In the first half of 2016, Cuba has received 53,500 bpd of crude from PDVSA, a 40% drop from the first half of 2015, according to company data obtained by Reuters. While this has been partially offset by increased exports of refined products, overall crude and products shipments to Cuba still fell by 19.5% in the first half of the year. Furthermore, PDVSA has also changed the kind of crude being exported to Cuba. The need to preserve Venezuelan medium crude to dilute extra-heavy Orinoco oil has forced PDVSA to reduce lighter crude exports to Cuba and start supplying its ally with heavier oil, making the management of Cuban refineries more difficult and preventing the re-export of more lucrative light crudes and refined products (gasoline and jet fuel). This will make a significant source of hard currency vanish and might eventually turn Cuba to importing US oil, as some of its Petrocaribe partners have already done during the past months.
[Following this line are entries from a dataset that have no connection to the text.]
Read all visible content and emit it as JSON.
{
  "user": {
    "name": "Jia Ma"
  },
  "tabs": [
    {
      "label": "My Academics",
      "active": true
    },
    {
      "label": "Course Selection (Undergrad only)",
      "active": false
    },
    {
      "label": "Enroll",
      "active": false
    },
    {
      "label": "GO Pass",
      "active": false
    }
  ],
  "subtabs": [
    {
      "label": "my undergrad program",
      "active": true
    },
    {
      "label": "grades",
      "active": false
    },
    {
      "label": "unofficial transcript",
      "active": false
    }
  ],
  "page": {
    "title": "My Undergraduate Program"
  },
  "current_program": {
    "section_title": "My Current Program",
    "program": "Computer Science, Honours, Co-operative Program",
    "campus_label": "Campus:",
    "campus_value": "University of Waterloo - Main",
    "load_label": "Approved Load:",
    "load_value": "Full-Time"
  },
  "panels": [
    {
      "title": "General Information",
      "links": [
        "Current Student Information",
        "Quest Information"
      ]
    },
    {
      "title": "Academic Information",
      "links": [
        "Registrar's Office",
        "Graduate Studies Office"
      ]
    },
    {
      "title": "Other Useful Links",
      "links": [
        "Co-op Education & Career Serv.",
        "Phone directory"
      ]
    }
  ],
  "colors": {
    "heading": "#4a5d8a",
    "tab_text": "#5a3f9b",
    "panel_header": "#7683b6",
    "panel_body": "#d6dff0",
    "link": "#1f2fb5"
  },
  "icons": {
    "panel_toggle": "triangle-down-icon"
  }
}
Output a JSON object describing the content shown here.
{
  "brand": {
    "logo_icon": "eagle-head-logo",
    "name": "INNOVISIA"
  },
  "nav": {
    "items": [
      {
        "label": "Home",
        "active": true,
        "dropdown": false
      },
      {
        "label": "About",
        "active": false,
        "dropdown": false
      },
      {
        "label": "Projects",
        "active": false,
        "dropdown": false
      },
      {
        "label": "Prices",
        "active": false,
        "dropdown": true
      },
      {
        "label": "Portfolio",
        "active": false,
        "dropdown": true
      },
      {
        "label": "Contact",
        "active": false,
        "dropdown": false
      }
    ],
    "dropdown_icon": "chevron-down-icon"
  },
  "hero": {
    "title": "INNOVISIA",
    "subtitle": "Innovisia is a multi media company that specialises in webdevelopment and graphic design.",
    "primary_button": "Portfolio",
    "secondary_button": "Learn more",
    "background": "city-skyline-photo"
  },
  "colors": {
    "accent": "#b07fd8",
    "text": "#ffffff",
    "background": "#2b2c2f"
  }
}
Chinese loans-for-oil have also reduced their appeal. A significant amount of the oil exported to China is due to pay loans-for-oil of over US$50,000 million agreed upon since 2007. The fall in oil prices has made it increasingly difficult for Venezuela to comply with the agreement’s terms, because it now has to devote more oil exports merely to service the debt. This has forced the Maduro government to ask China for a grace period to cancel the loans, limiting oil-for-loans deliveries to pay interest and asking cash for the remaining exports. According to Reuters, Venezuela has proposed that oil exports to China be devoted to paying interest only while Venezuelan crude oil remains below US$50 per barrel. Whenever the Venezuelan oil basket exceeds the US$50 threshold, it should allocate part of its oil exports to China to repay the loan (in addition to interest). For PDVSA this is a key goal, because the company is experiencing serious cash flow difficulties and needs to cancel some US$4,000 million debt before the end of 2016.
Negotiations continue surrounded by secrecy and are determining the fate of a new US$5,000 million Chinese loan for Venezuela. The outcome remains to be seen, but China seems increasingly concerned about Venezuelan oil policies and PDVSA’s inability to revert the decline in the country’s oil production. The threshold proposed by Venezuela does not look very promising for Chinese interests, especially considering the evolution of the Venezuelan oil-basket price. The average price for Venezuela’s mix of heavy and medium crude in the first half of 2016 was US$30.43, well below the 2015 average of US$44.65 an far lower than 2014’s US$88.42 and 2013’s US$98.08. Furthermore, China has insisted, as it has done in the past in other re-negotiations, that the agreement be ratified by the Venezuelan Parliament. This risks being too bitter a pill to swallow for the Maduro government, which lost its parliamentary majority in the December 2015 legislative elections. It will also expose Chinese loans-for-oil to greater political scrutiny, eroding the second pillar of the Chavez oil diplomacy legacy.